SINCE South Lakes Safari Zoo was hit by a series of scandals, including the death of a zookeeper and a report detailing the deaths of hundreds of animals, there have been calls for a national regulator to be created to monitor and inspect zoos across the UK.

Under current legislation the licensing of zoos falls to individual local authorities such as Barrow Borough Council which is responsible for inspecting and licensing zoos such as that at Dalton.

Perhaps surprisingly, given his traditional defiant streak and as someone who is known to battle against the establishment, David Gill agrees.

"No disrespect to Barrow Borough Council but I absolutely agree there needs to be a national regulator so that the rules and regulations are interpreted and enforced consistently across the nation," he says.

"The zoos and their staff, along with the councils and inspectors, need protection and it is only right that the law is the same across the board."
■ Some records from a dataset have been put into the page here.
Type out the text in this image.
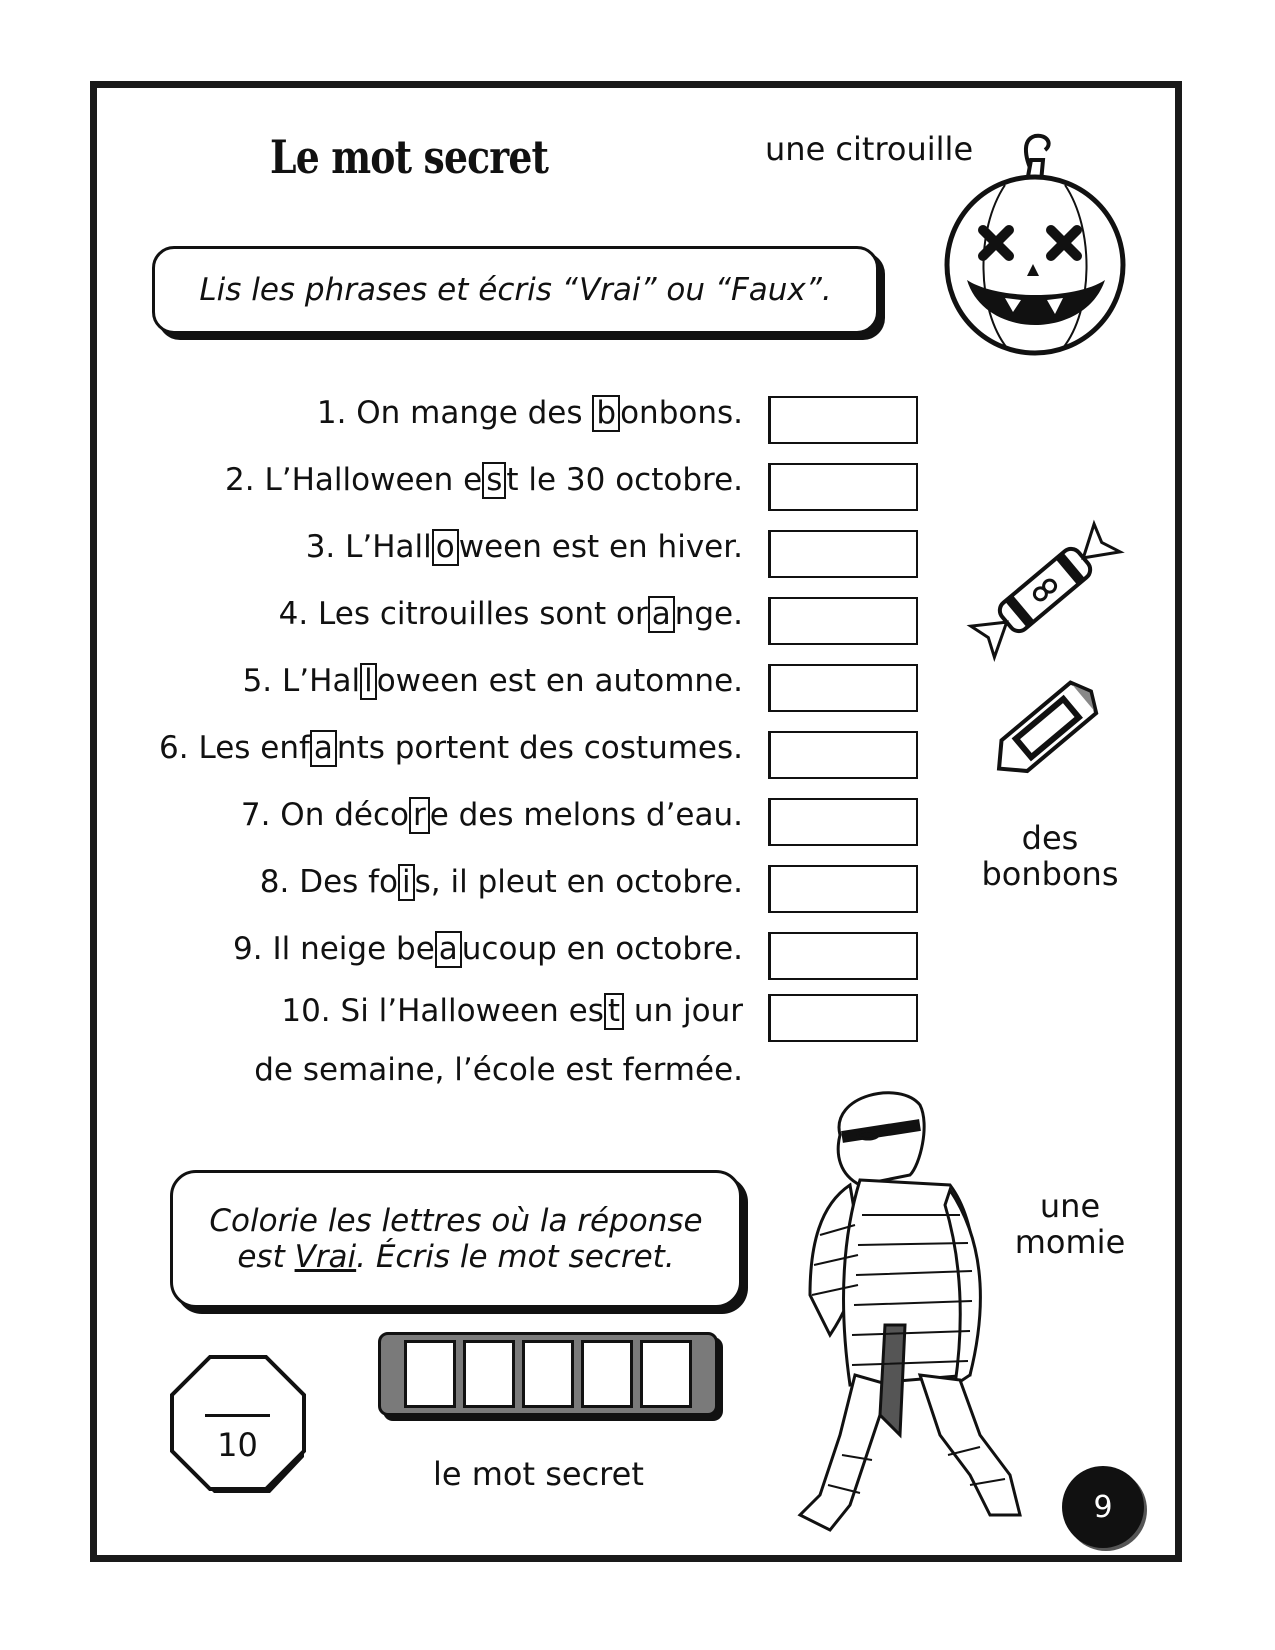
Le mot secret	une citrouille
Lis les phrases et écris “Vrai” ou “Faux”.
1. On mange des b onbons.
2. L’Halloween e s t le 30 octobre.
3. L’Hall o ween est en hiver.
4. Les citrouilles sont or a nge.
5. L’Hal l oween est en automne.
6. Les enf a nts portent des costumes.
7. On déco r e des melons d’eau.
8. Des fo i s, il pleut en octobre.
9. Il neige be a ucoup en octobre.
10. Si l’Halloween es t un jour
de semaine, l’école est fermée.
des
bonbons
une
momie
Colorie les lettres où la réponse
est Vrai. Écris le mot secret.
10
le mot secret
9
Mr Gill reveals that after Barrow Borough Council imposed strict conditions on South Lakes Safari Zoo his staff were "terrified to do their jobs".
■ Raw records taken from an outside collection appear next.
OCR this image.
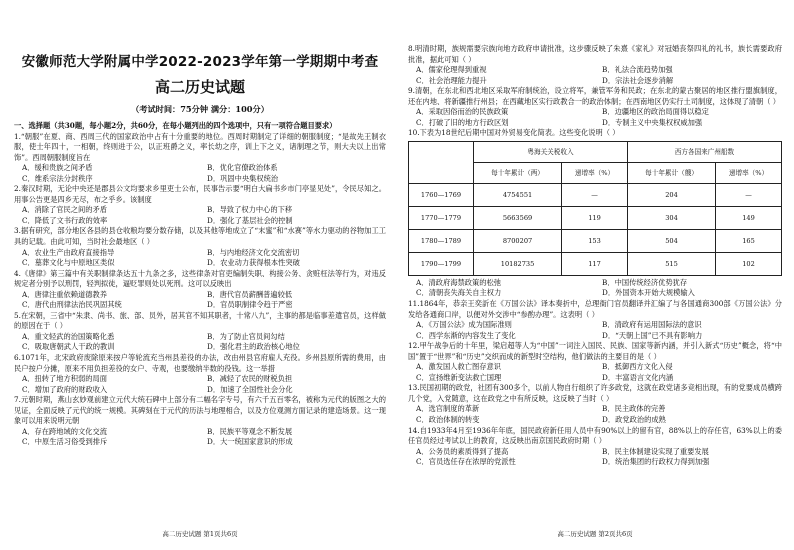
安徽师范大学附属中学2022-2023学年第一学期期中考查
高二历史试题
（考试时间：75分钟 满分：100分）

一、选择题（共30题，每小题2分，共60分，在每小题列出的四个选项中，只有一项符合题目要求）

1.“朝服”在夏、商、西周三代的国家政治中占有十分重要的地位。西周时期制定了详细的朝服制度；“是故先王制衣服，使士年四十，一相朝，终则进于公，以正班爵之义，率长幼之序，训上下之义，诸制理之节，则大夫以上出常饰”。西周朝服制度旨在

A．缓和贵族之间矛盾	B．优化官僚政治体系
C．维系宗法分封秩序	D．巩固中央集权统治

2.秦汉时期，无论中央还是郡县公文均要求乡里吏士公布，民事告示要“明白大扁书乡市门亭显见处”，令民尽知之。用事公告更是四乡无尽，布之乎乡。该制度

A．消除了官民之间的矛盾	B．导致了权力中心的下移
C．降低了文书行政的效率	D．强化了基层社会的控制

3.据有研究，部分地区各县的县仓收粮均要分数存储，以及其他等地成立了“末蜜”和“水赛”等水力驱动的谷物加工工具的记载。由此可知，当时社会最地区（ ）

A．农业生产由政府直接指导	B．与内地经济文化交流密切
C．墓葬文化与中原地区类似	D．农业动力获得根本性突破

4.《唐律》第三篇中有关职制律条达五十九条之多，这些律条对官吏编制失职、构接公务、贪赃枉法等行为，对违反规定者分别予以刑罚，轻判拟徒，逼贬罪则处以死刑。这可以反映出

A．唐律注重依赖道德教养	B．唐代官员薪酬普遍较低
C．唐代由刑律法治民巩固其统	D．官员职制律令趋于严密

5.在宋朝，三省中“朱隶、尚书、旅、部、员外，居其官不知其职者，十常八九”，主事的都是临事差遣官员，这样做的原因在于（ ）

A．重文轻武的治国策略化悉	B．为了防止官员间勾结
C．吸取唐朝武人干政的教训	D．强化君主的政治核心地位

6.1071年，北宋政府废除原来按户等轮流充当州县差役的办法，改由州县官府雇人充役。乡州县原所需的费用，由民户按户分摊，原来不用负担差役的女户、寺观，也要缴纳半数的役钱。这一举措

A．扭转了地方积弱的局面	B．减轻了农民的财税负担
C．增加了政府的财政收入	D．加速了全国性社会分化

7.元朝时期，燕山玄妙观前建立元代大统石碑中上部分有二幅名字专号，有六千五百零名，被称为元代的版图之大的见证，全面反映了元代的统一规模。其碑刻在于元代的历法与地理相合，以及方位观测方面记录的建造场景。这一现象可以用来说明元朝

A．存在跨地域的文化交流	B．民族平等观念不断发展
C．中原生活习俗受到排斥	D．大一统国家意识的形成
高二历史试题 第1页共6页

8.明清时期，族规需要宗族向地方政府申请批准，这步骤反映了朱熹《家礼》对冠婚丧祭四礼的礼书，族长需要政府批准，据此可知（ ）

A．儒家伦理得到重视	B．礼法合流趋势加强
C．社会治理能力提升	D．宗法社会逐步消解

9.清朝，在东北和西北地区采取军府制统治，设立将军，兼管军务和民政；在东北的蒙古聚居的地区推行盟旗制度，还在内地、将新疆推行州县；在西藏地区实行政教合一的政治体制；在西南地区仍实行土司制度，这体现了清朝（ ）

A．采取因俗而治的民族政策	B．边疆地区的政治局面得以稳定
C．打破了旧的地方行政区划	D．专制主义中央集权权威加强

10.下表为18世纪后期中国对外贸易变化简表。这些变化说明（ ）

	粤海关关税收入		西方各国来广州船数	
	每十年累计（两）	递增率（%）	每十年累计（艘）	递增率（%）
1760—1769	4754551	—	204	—
1770—1779	5663569	119	304	149
1780—1789	8700207	153	504	165
1790—1799	10182735	117	515	102
A．清政府海禁政策的松弛	B．中国传统经济优势犹存
C．清朝丧失海关自主权力	D．外国资本开始大规模输入

11.1864年，恭亲王奕訢在《万国公法》译本奏折中，总理衙门官员翻译并汇编了与各国通商300部《万国公法》分发给各通商口岸，以便对外交涉中“参酌办理”。这表明（ ）

A．《万国公法》成为国际准则	B．清政府有运用国际法的意识
C．西学东渐的内容发生了变化	D．“天朝上国”已不具有影响力

12.甲午战争后的十年里，梁启超等人为“中国”一词注入国民、民族、国家等新内涵，并引入新式“历史”概念，将“中国”置于“世界”和“历史”交织而成的新型时空结构，他们做法的主要目的是（ ）

A．激发国人救亡图存意识	B．抵御西方文化入侵
C．宣扬维新变法救亡国理	D．丰富语言文化内涵

13.民国初期的政党，社团有300多个，以前人物自行组织了许多政党，这就在政党诸多竞相出现，有的党要成员横跨几个党，入党随意，这在政党之中有所反映，这反映了当时（ ）

A．选官制度的革新	B．民主政体的完善
C．政治体制的转变	D．政党政治的成熟

14.自1933年4月至1936年年底，国民政府新任用人员中有90%以上的留有官，88%以上的存任官，63%以上的委任官员经过考试以上的教育，这反映出南京国民政府时期（ ）

A．公务员的素质得到了提高	B．民主体制建设实现了重要发展
C．官员选任存在浓厚的党派性	D．统治集团的行政权力得到加强
高二历史试题 第2页共6页
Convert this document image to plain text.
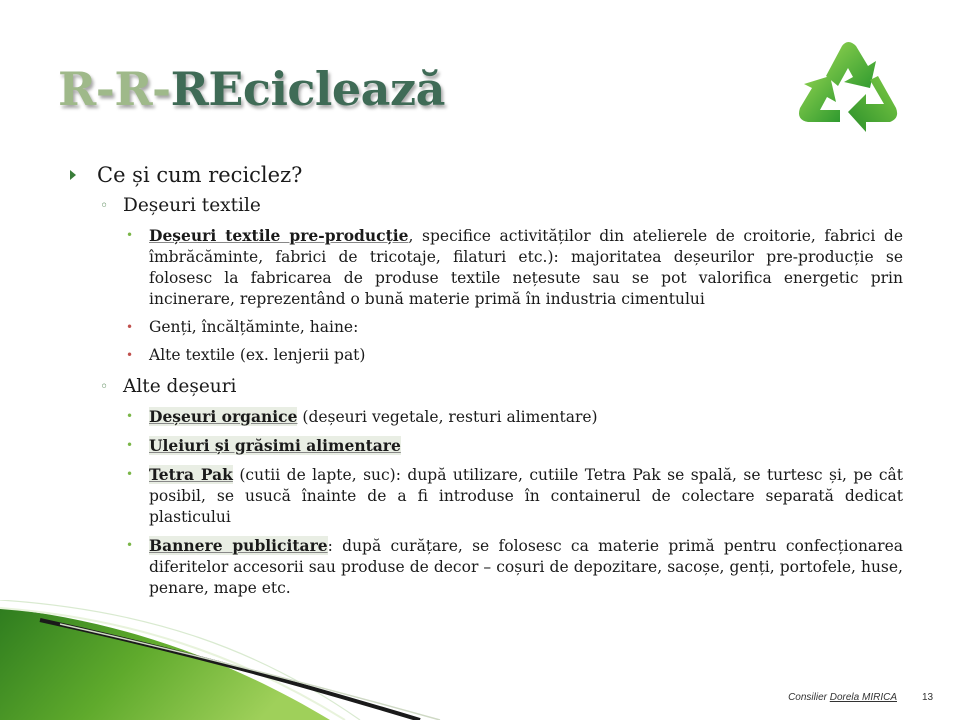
R-R-REciclează
Ce și cum reciclez?
◦ Deșeuri textile
• Deșeuri textile pre-producție, specifice activităților din atelierele de croitorie, fabrici de îmbrăcăminte, fabrici de tricotaje, filaturi etc.): majoritatea deșeurilor pre-producție se folosesc la fabricarea de produse textile nețesute sau se pot valorifica energetic prin incinerare, reprezentând o bună materie primă în industria cimentului
• Genți, încălțăminte, haine:
• Alte textile (ex. lenjerii pat)
◦ Alte deșeuri
• Deșeuri organice (deșeuri vegetale, resturi alimentare)
• Uleiuri și grăsimi alimentare
• Tetra Pak (cutii de lapte, suc): după utilizare, cutiile Tetra Pak se spală, se turtesc și, pe cât posibil, se usucă înainte de a fi introduse în containerul de colectare separată dedicat plasticului
• Bannere publicitare: după curățare, se folosesc ca materie primă pentru confecționarea diferitelor accesorii sau produse de decor – coșuri de depozitare, sacoșe, genți, portofele, huse, penare, mape etc.
Consilier Dorela MIRICA	13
"It became absolutely ridiculous," he says.

"The staff were all terrified to do their jobs. They were all too scared to do the most basic of tasks in case they were spotted by the inspectors and hauled before them and accused of doing something wrong.
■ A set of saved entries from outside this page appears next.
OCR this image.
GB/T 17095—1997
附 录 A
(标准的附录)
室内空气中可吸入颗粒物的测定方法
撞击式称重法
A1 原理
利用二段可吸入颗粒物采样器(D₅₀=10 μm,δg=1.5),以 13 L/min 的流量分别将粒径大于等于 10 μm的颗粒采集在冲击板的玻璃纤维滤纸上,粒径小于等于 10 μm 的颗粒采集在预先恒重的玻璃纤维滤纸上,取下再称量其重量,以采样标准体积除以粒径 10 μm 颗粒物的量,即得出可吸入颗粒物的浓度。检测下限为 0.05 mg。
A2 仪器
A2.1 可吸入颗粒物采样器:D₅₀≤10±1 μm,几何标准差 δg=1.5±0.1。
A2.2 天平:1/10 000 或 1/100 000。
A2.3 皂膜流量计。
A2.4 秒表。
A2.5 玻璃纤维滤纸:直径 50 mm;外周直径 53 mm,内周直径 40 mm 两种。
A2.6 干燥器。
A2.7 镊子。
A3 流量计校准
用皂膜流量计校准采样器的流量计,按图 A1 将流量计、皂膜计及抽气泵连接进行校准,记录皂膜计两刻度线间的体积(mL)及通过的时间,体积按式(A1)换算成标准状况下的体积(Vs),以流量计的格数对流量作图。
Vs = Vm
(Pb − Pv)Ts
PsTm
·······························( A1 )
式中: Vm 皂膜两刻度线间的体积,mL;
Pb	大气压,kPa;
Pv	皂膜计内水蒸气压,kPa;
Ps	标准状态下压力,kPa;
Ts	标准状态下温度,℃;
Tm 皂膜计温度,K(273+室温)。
"They started to doubt themselves and their abilities and that was really unfair."

Under current zoo licensing legislation zoos are subject to an annual inspection and must comply with the Secretary of State's Standards of Modern Zoo Practice.

At the end of last year environment secretary Michael Gove tasked the Zoo Expert Committee with considering whether any changes need to be made to the zoo licensing system in light of what happened at South Lakes Safari Zoo.

The Department for Environment, Food and Rural Affairs will consider the committee's report once it is complete.